Я не воспользовался, просто накопилось. Но это он так, для разрядки напряженности. Ему объяснять не надо, понимает. Я правду сказал, мне не о ком было думать. В такие минуты ни о ком не думаешь. Оказываешься один. Вообще-то всегда один, но это скрывается от нас, например, картинами природы. Некоторые пейзажи маскируют печальный факт, а другие нарочно выпятят!.. Например, пустыня... песок от земли до неба, ветер, бешеные корни да колючки по небу летают... Этот вид не уходит от меня. В сущности везде пустыня, только выглядит по-разному. У нас в России тоже не для слабых, но кое-какая жизнь еще теплится. Тоска, но не смерть в пейзаже.
Как только шутки кончаются, мне не по себе. Что с жизнью делать, если не смеяться над ней?.. Оказалось, не спасает, как-то по особенному устал, будто мне сто десять лет. И захотелось поскорей прекратить. А что удержало? Простое чувство – боль. Я понял, какая благодать, когда больно.
И не повторял. С тех пор больше не пытался. Нутром прочувствовал никуда не денется, успеется еще, успеется... Кровь выпустить на волю даже приятно, живое вещество. Но ты поживи еще, посмотри на мир. Плох или хорош, другого не придумали.
***
А потом новый круг начался. Мне сказал умирающий – живи!
Ну, не сказал, слов почти не было, одно-два... Но я понял, что он хотел мне передать.
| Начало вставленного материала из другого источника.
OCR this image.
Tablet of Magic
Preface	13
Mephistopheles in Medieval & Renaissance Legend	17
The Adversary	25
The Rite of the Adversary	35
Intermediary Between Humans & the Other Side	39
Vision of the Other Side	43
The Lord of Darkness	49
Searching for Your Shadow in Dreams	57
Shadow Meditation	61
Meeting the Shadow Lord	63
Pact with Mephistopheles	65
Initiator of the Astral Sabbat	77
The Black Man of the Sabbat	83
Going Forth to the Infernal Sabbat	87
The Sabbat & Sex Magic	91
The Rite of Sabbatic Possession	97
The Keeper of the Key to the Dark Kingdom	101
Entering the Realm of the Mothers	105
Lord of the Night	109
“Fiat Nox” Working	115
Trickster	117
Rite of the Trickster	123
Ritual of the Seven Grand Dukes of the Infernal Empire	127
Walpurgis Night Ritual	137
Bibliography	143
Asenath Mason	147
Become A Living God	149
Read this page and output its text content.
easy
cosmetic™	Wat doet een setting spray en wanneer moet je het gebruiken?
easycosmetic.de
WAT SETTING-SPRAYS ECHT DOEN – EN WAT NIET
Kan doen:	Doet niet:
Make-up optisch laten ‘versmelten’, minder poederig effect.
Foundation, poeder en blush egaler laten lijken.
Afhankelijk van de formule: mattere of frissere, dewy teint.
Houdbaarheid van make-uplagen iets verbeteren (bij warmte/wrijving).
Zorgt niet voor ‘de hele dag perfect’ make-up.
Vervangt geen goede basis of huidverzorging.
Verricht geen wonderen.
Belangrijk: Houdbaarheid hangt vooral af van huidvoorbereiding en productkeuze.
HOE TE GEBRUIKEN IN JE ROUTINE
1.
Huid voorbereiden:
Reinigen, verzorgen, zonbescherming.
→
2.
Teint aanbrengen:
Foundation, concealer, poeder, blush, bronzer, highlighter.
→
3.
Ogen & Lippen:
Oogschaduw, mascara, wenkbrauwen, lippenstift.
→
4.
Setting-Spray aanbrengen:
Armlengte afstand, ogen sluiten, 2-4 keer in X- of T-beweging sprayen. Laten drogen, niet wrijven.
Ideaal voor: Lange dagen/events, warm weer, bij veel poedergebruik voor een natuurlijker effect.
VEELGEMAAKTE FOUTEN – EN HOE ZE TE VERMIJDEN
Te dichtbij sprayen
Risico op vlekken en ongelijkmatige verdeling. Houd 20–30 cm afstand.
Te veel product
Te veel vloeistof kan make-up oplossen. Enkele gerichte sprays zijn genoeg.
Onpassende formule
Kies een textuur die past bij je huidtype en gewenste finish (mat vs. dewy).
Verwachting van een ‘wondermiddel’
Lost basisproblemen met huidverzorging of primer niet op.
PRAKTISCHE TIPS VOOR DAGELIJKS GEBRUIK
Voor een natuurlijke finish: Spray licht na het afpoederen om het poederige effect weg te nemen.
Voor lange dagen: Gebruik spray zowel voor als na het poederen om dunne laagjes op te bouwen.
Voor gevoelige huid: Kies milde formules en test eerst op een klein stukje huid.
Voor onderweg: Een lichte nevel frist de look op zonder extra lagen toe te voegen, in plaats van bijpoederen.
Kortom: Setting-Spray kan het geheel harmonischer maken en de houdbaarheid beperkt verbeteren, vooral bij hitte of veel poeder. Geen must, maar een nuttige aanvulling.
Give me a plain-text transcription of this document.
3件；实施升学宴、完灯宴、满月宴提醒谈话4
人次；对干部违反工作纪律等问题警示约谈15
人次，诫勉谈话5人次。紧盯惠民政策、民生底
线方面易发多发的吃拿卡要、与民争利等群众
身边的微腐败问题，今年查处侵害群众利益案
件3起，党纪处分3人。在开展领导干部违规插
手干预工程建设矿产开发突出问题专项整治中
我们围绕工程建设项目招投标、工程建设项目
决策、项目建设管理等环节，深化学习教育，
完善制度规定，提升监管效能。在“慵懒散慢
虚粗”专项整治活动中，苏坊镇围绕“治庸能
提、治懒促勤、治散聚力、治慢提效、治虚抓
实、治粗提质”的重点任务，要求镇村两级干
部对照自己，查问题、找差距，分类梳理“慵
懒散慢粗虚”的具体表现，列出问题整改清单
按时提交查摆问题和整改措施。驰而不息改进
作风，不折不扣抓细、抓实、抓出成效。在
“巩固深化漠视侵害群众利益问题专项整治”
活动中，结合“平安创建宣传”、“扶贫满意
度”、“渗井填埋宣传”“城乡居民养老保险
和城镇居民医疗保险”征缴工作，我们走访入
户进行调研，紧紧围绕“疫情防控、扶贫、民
Все, он говорит, в сущности ерунда – нации, государства, богатство, распри эти, власть... даже свобода, истина и справедливость! У нас с тобой было несколько дней, минут, мгновений, помнишь – было! Ничем их не заменить, и не стереть из памяти. И если через годы, войны, кровь – насквозь, без усилий и потерь – прошли и сохранились, значит, главные.
Ради них стоит пожить. Без них ничего остального – не будет.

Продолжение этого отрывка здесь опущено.